Camino de forma distraída por los pasillos de una librería. Hojeo libros sin prestarles mucha atención porque tengo como propósito no gastar plata.
Intento averiguar de qué forma están ordenado los libros en los estantes, si por orden alfabético, por editorial o alguna otra manera, pero no logro dar con ella. Parece que están organizados por géneros o regiones. Por ejemplo, hay una que lleva el título de Literatura Colombiana y los libros están ahí, arrumados como sea.
En medio de mi andar mis ojos captan Que nadie duerma, un libro de Juan José Millás, mi escritor favorito. Ya no me preocupo en preguntar por sus libros, pues los tengo casi todos.
Pero esta vez me encuentro con dos que no había visto nunca: La ciudad y Viva el silencio. Ambos son compendios de mini relatos, que más que libros parecen cartillas Si me los encontré sin querer significa que los debo comprar, pienso, intento justificar de alguna manera una compra que no tenía prevista.

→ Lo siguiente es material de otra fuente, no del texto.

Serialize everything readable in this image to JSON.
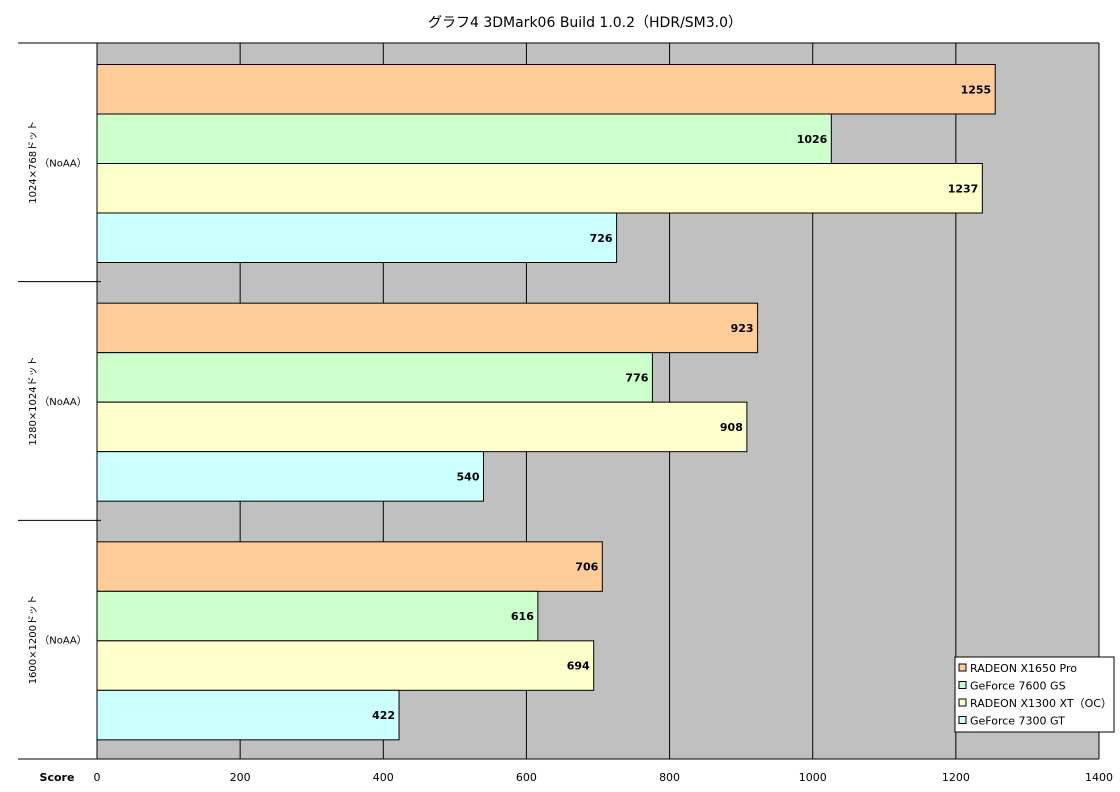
{
  "chart_data": {
    "type": "bar",
    "orientation": "horizontal",
    "title": "グラフ4  3DMark06 Build 1.0.2（HDR/SM3.0）",
    "xlabel": "Score",
    "xlim": [
      0,
      1400
    ],
    "xticks": [
      0,
      200,
      400,
      600,
      800,
      1000,
      1200,
      1400
    ],
    "grid": true,
    "legend_position": "bottom-right",
    "categories": [
      {
        "line1": "1024×768ドット",
        "line2": "（NoAA）"
      },
      {
        "line1": "1280×1024ドット",
        "line2": "（NoAA）"
      },
      {
        "line1": "1600×1200ドット",
        "line2": "（NoAA）"
      }
    ],
    "series": [
      {
        "name": "RADEON X1650 Pro",
        "color": "#ffcc99",
        "values": [
          1255,
          923,
          706
        ]
      },
      {
        "name": "GeForce 7600 GS",
        "color": "#ccffcc",
        "values": [
          1026,
          776,
          616
        ]
      },
      {
        "name": "RADEON X1300 XT（OC）",
        "color": "#ffffcc",
        "values": [
          1237,
          908,
          694
        ]
      },
      {
        "name": "GeForce 7300 GT",
        "color": "#ccffff",
        "values": [
          726,
          540,
          422
        ]
      }
    ],
    "plot_background": "#c0c0c0"
  }
}
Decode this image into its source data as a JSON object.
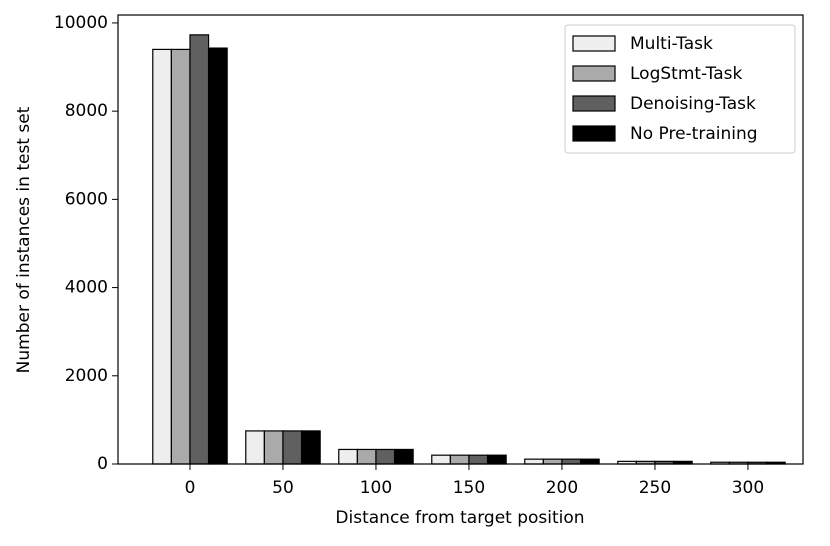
{
  "chart_data": {
    "type": "bar",
    "xlabel": "Distance from target position",
    "ylabel": "Number of instances in test set",
    "x": [
      0,
      50,
      100,
      150,
      200,
      250,
      300
    ],
    "xlim": [
      -38.7,
      329.6
    ],
    "xticks": [
      0,
      50,
      100,
      150,
      200,
      250,
      300
    ],
    "ylim": [
      0,
      10180
    ],
    "yticks": [
      0,
      2000,
      4000,
      6000,
      8000,
      10000
    ],
    "legend": "upper right",
    "series": [
      {
        "name": "Multi-Task",
        "color": "#eeeeee",
        "values": [
          9400,
          750,
          330,
          200,
          110,
          60,
          40
        ]
      },
      {
        "name": "LogStmt-Task",
        "color": "#aaaaaa",
        "values": [
          9400,
          750,
          330,
          200,
          110,
          60,
          40
        ]
      },
      {
        "name": "Denoising-Task",
        "color": "#606060",
        "values": [
          9730,
          750,
          330,
          200,
          110,
          60,
          40
        ]
      },
      {
        "name": "No Pre-training",
        "color": "#000000",
        "values": [
          9430,
          750,
          330,
          200,
          110,
          60,
          40
        ]
      }
    ]
  }
}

Los tomo, los vuelvo a poner en el estante, los agarro de nuevo, leo otra vez la contraportada, saco la billetera para mirar cuánto dinero tengo, y al final saco fuerza de voluntad de quién sabe dónde, los vuelvo a dejar en su sitio y abandono la librería.
Por la noche no dejo de pensar si perdí la oportunidad de comprar dos libros únicos de Millás que no había visto nunca y me doy palo mental por no haberlos llevado.
Al siguiente día sigo en las mismas. No me aguanto las ganas, vuelvo a la librería y voy directo al lugar donde los había visto. No los encuentro por ningún lado. ¿Si ve? Ya se los llevo otra persona que no dejó escapar la oportunidad, pienso. Miro con recelo a los demás compradores, pues puede ser que uno de ellos esté a punto de comprarlos.
Le pregunto a un librero y tampoco los encuentra. Le digo los nombres, los busca en el sistema y aún aparecen.
Cuando ya estoy a punto de darme por vencido, el hombre dice: “¡Mírelos, aquí están!” y me pasa los dos libros. De ahí salgo directo para la caja.